Je commencerais par rappeler une position de principe et qui veut que je me tienne à équidistance de toutes les chapelles et je ne connais même pas le nouveau directeur du BSDA , M Mounirou Sy. Par contre j’ai eu à connaitre et apprécier Aziz Dieng qui est avant tout un musicien comme moi. Cependant je voudrais remarquer à toutes fins utiles; que je trouve la somme d’un million cinq cent mille francs, dérisoire comme salaire d’un DG au Sénégal. D’autant plus que le Chef de l’Etat avait voulu prendre de nouvelles mesures pour mettre de l’ordre au niveau des différentes directions nationales.
Il avait décidé de plafonner les différents salaires des DG à cinq millions de nos francs. C’est vrai qu’au moment ou certains Directeurs percevaient des salaires de dix à quinze millions d’autres se contentaient d’un minima d'un million cinq cent mille. Ce qui est aberrant à la limite. Il faut donc partir du postulat qu’un Directeur de société nationale est trop sollicité et pour le mettre à l’abri des tentations et de certaines pratiques mafieuses, il faut lui octroyer un salaire décent. Ce qui contribuerait forcément à lui interdire à se livrer à des magouilles répréhensibles à tous les niveaux. Sur un autre registre, je pense que le combat se trouve ailleurs. Il faudrait plutôt se pencher sur les 35 % que le BSDA ponctionne sur le dos des artistes. Il faut aussi revoir le système de rémunération à la hausse et surtout contraindre la RTS à payer convenablement nos droits.

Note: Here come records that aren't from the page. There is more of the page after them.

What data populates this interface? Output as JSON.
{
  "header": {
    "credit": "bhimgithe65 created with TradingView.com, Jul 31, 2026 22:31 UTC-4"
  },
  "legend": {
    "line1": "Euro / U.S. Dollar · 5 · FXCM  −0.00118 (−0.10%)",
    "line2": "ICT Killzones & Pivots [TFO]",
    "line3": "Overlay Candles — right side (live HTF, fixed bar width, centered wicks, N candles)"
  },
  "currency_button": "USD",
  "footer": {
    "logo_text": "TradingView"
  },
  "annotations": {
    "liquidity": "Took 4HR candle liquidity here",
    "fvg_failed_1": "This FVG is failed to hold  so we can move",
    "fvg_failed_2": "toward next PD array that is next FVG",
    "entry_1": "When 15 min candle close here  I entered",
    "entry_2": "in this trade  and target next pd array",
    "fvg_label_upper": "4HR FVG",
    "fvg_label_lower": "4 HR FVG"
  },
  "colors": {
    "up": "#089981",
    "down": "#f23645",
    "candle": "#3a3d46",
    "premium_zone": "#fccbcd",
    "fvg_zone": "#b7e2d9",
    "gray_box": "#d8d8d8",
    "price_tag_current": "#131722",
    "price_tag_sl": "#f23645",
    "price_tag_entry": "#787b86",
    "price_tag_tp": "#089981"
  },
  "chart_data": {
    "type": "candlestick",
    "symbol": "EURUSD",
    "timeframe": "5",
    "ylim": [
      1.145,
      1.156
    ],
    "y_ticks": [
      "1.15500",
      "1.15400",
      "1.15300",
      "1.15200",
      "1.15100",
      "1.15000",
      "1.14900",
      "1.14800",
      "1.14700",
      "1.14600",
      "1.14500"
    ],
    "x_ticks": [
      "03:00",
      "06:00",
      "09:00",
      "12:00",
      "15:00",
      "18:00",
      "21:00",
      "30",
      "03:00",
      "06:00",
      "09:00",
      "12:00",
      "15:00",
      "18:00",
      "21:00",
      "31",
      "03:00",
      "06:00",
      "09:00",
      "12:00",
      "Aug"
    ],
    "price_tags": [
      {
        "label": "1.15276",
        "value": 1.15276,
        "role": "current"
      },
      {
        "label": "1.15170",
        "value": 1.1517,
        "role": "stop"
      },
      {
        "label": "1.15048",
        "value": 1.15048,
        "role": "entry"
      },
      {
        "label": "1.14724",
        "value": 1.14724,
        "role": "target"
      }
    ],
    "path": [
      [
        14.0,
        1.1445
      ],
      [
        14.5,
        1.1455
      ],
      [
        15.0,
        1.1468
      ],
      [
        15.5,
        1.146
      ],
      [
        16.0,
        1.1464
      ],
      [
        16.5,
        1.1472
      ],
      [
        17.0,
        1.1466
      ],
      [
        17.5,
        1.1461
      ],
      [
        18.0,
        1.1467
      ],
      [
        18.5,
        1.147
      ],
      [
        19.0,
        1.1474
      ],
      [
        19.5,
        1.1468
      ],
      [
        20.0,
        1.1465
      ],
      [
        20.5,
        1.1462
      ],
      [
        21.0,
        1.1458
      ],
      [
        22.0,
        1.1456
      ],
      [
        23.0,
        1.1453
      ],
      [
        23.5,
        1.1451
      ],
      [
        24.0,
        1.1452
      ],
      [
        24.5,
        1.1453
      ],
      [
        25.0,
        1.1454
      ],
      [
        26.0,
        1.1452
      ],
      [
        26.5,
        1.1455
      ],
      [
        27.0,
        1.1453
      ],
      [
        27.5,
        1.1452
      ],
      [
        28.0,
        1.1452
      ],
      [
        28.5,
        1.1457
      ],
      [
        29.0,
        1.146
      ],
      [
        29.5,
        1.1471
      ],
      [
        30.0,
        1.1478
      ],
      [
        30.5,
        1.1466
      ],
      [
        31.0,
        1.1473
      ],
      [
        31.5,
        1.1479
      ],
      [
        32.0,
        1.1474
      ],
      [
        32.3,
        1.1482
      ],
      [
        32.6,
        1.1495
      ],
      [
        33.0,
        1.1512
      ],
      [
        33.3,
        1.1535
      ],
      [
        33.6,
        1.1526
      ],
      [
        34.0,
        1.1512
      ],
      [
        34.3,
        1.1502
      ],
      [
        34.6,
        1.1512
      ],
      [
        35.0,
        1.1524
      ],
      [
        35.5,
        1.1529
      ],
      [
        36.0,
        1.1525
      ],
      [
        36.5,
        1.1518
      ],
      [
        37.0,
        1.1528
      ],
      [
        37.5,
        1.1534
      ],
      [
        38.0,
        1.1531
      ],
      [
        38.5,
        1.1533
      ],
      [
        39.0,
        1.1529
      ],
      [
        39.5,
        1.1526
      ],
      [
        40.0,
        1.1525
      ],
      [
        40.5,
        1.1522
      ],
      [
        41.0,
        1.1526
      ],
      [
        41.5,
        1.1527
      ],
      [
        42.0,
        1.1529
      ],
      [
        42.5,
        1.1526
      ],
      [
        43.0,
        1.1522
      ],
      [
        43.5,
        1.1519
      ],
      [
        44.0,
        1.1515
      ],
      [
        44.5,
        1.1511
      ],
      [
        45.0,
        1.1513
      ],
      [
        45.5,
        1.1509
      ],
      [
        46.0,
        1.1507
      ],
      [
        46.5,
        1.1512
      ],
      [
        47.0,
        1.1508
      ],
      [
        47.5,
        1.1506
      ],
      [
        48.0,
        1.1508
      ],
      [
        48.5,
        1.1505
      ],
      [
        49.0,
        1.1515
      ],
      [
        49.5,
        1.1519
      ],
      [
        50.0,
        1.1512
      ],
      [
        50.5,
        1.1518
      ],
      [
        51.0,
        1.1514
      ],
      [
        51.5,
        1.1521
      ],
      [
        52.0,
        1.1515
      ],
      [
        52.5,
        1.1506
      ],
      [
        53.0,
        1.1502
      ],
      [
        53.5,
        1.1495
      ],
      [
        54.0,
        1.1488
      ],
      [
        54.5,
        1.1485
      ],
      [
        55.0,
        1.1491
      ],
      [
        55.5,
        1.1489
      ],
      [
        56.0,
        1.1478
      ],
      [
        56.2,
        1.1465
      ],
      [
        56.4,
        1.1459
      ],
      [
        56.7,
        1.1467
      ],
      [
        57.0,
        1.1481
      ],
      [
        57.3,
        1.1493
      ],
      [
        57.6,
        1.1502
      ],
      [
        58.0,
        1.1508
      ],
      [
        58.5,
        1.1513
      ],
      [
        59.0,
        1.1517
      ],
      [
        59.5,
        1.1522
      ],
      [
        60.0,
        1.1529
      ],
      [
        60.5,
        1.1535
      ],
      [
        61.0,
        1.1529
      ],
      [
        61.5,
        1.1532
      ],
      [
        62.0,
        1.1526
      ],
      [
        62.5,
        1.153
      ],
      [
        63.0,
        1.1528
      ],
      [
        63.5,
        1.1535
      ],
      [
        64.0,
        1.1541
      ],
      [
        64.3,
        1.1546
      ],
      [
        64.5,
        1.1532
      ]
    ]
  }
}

La petite enveloppe de 25 millions par an a laissé la porte ouverte à tous les abus. Ce qui fait que toutes les télévisions et radios privées refusent de payer correctement les Droits d’auteur. Si on ajoute à cela le changement de statut du Bureau et l’érection d’une nouvelle société de gestion collective de nos droits, on se rend compte qu’il ya beaucoup de problèmes plus importants qui attendent le nouveau Directeur. Il est temps de rompre avec les anciennes pratiques et de se pencher sérieusement sur les nombreux problèmes qui assaillent le milieu artistique. Il ne sert à rien de se livrer à cette guerre médiatique et à ce grand déballage que rien ne justifie. A mon humble avis, l’heure est grave et il faut plutôt se pencher sur l’essentiel et attaquer rapidement les nombreux chantiers qui attendent la nouvelle équipe pour la bonne marche du secteur.
Artistiquement
Baba Hamdy Diawara.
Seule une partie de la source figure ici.